I'm practicing my diagram chasing and reasoning skills, and, as an exercise, I'm trying to prove that if a category has products and also has a terminal object $\mathbf 1$, then for any $a$ an object of the category, $a \times \mathbf 1 \cong a$ (that's also exercise III.8.4 in Goldblatt's "Topoi"). I'm also trying to do that rigorously without leaving any "obvious" steps out.
So consider this diagram:
Here, $f_1$ and $f_2$ are some morphisms we don't have any prior information about, they'll be determined later.
First consider the right half (starting with $a$). $<1_a, \mathbf 1_a>$ exists and makes the right half commute by definition of the product. In particular, $1_a = \pi_a \circ <1_a, \mathbf 1_a>$.
Now we need to show that $1_{a \times \mathbf 1} = <1_a, \mathbf 1_a> \circ \pi_a$, and this is more interesting. Let's draw $a \times \mathbf 1$ to the left of $a$ along with the morphisms as on the diagram.
The upper left triangle we've just formed commutes because $\pi_a = 1_a \circ \pi_a$ by definition of $1_a$. This also implies that the whole upper straight triangle commutes (*).
Let's take $f_1$ to be something that makes the lower left triangle commute: $\mathbf 1_a \circ \pi_a$ will do. This also implies that the whole bottom straight triangle commutes (**).
Next, since $\mathbf 1$ is terminal, $f_1$ is actually forced to be $\pi_{\mathbf 1}$, and this means that taking $f_2 = 1_{a \times \mathbf 1}$ makes the diagram commute. On the other hand, $<1_a, \mathbf 1_a> \circ \pi_a$ also makes the diagram commute, which follows from (*) and (**). But this means precisely that $1_{a \times \mathbf 1} = <1_a, \mathbf 1_a> \circ \pi_a$, as needed.
Does it seem reasonable? Can I do better?

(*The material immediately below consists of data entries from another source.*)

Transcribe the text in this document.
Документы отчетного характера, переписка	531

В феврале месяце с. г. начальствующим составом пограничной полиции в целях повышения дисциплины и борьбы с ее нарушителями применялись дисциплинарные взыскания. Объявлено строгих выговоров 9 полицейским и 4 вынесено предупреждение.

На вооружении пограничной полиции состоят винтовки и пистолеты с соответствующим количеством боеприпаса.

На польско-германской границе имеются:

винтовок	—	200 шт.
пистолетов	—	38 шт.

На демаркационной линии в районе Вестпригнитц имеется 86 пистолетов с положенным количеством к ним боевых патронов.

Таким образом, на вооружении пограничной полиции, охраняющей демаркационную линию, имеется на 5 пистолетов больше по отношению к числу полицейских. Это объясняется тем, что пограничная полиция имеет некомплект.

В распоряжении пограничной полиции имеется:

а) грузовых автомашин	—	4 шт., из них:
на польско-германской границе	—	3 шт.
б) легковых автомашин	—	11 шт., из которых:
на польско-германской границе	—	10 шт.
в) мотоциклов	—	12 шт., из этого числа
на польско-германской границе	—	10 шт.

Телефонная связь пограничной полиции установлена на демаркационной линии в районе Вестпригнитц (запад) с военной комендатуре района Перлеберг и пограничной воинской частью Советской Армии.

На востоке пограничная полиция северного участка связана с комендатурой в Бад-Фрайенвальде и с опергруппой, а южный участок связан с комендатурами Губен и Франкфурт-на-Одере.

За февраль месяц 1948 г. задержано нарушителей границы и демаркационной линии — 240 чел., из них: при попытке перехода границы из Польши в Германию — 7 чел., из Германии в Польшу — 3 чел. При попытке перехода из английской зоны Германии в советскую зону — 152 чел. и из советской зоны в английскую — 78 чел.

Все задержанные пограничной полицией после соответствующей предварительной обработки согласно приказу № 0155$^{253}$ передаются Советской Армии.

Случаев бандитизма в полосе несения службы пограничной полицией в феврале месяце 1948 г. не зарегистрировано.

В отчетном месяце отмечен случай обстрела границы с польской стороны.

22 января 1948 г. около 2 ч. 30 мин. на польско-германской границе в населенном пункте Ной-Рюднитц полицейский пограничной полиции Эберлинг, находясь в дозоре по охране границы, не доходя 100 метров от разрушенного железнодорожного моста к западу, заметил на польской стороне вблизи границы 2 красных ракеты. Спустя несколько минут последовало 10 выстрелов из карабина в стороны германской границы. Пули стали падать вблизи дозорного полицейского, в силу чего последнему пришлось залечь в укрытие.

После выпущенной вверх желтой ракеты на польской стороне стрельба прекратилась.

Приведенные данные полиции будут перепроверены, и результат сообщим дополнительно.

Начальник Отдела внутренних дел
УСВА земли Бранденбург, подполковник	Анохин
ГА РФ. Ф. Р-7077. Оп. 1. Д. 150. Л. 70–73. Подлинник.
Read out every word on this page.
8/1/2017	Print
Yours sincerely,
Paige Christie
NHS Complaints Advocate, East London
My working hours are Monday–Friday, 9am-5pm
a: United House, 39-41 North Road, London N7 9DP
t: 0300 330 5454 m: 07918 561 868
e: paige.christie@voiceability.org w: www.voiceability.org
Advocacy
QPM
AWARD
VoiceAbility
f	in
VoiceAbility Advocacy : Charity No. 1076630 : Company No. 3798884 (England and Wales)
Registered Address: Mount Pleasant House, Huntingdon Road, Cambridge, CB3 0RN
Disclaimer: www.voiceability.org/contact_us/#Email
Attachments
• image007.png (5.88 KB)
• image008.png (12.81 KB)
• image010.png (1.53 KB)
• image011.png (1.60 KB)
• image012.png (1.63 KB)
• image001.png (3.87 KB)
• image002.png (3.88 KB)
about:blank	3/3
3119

This is a small nitpick, but since there's a unique choice of $f_1$, $f_2$ which makes the diagram commute, I don't think it's wise to say "$f_1$ and $f_2$ are some morphisms we don't have any prior information about, they'll be determined later." Better to just tell the reader $f_1 = \mathbf{1}_a \circ \pi_a$ and $f_2 = \langle{1_a, \mathbf{1}_a}\rangle \circ \pi_a$, since we do have enough prior information to conclude this if we want the diagram to commute! That's just my opinion on proof style, though, and you should feel free to ignore it.
This leads into a discussion of the only small error in your proof. You say "taking $f_2 = 1_{a \times \mathbf{1}}$ makes the diagram commute" but you can only conclude this if you already know that $1_{a \times \mathbf{1}} = \langle 1_a, \mathbf{1}_a \rangle \circ \pi_a$! The reason for this is that of course $1_{a \times \mathbf{1}} = \langle 1_a, \mathbf{1}_a \rangle \circ \pi_a$ must hold if the diagram does commute, and the composition $\langle 1_a, \mathbf{1}_a \rangle \circ \pi_a$ cannot be written as a different composition of maps in the diagram (in particular, $\pi_a$ is the unique incoming arrow to $a$ and $\langle{1_a, \mathbf{1}_a}\rangle$ is the unique incoming arrow to $a \times \mathbf{1}$).
You're on the right track here, though. You should make explicit the proof that $1_{a \times \mathbf{1}} = \langle 1_a, \mathbf{1}_a \rangle \circ \pi_a$ by using the fact that $1_{a \times \mathbf{1}} = \langle{\pi_a, \pi_{\mathbf{1}}}\rangle = \langle{\pi_a, f_1}\rangle$. Hope this helps!